Год постройки Дома сирот был знаменательным годом. Никогда еще я так хорошо не понимал молитву труда и красоту реального действия. Сегодняшний квадратик на плане на бумаге назавтра преображался в зал, комнату, коридор. Я, привыкший к спорам о взглядах, принципах, убеждениях, здесь был свидетелем строительства. Каждая мимолетная мысль была указанием для ремесленника, который воплощал ее навсегда{137}.

Выросло здание, которое уцелело во время Второй мировой войны и, хоть и утратило свой первоначальный вид, по сей день впечатляет размахом. До того никто в Варшаве не строил таких домов для сирот. На довоенных фотографиях дом можно увидеть во всей его красе. Прекрасные пропорции. Размашистая планировка пространства.

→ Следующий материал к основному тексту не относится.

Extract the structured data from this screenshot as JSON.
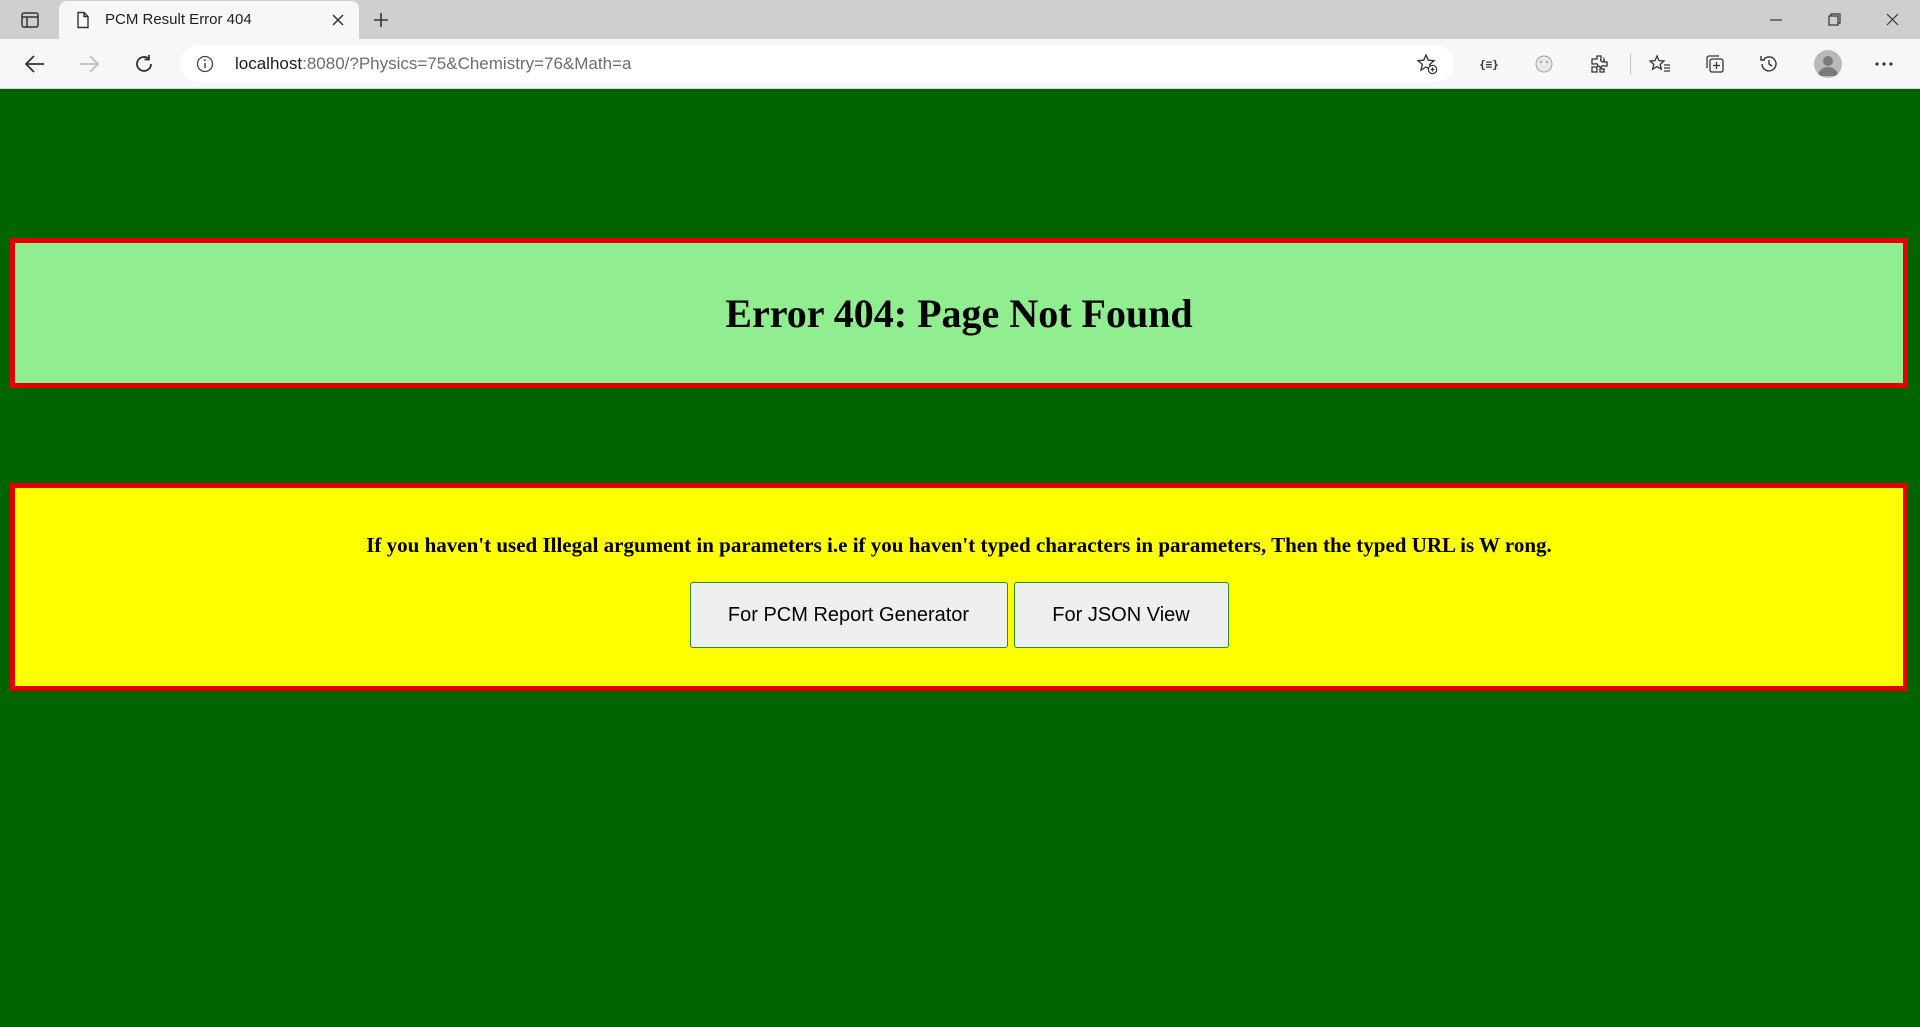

Высокие окна. Высокий первый этаж, к дверям ведут каменные ступеньки. Второй, третий этажи. Чердак с романтичной мансардой посредине. Перед домом – двор, засаженный деревьями.

Воспитанники приюта на Францишканской провели лето в деревне Лапигрош, с нетерпением ожидая переезда.

Ах! Новый дом, там будут чудеса. Обогревать его будут не печи, а железные трубы; освещать не керосиновые лампы, а какие-то молнии и провода; крыша будет из стекла, а может, из пряника, а может, из шоколада.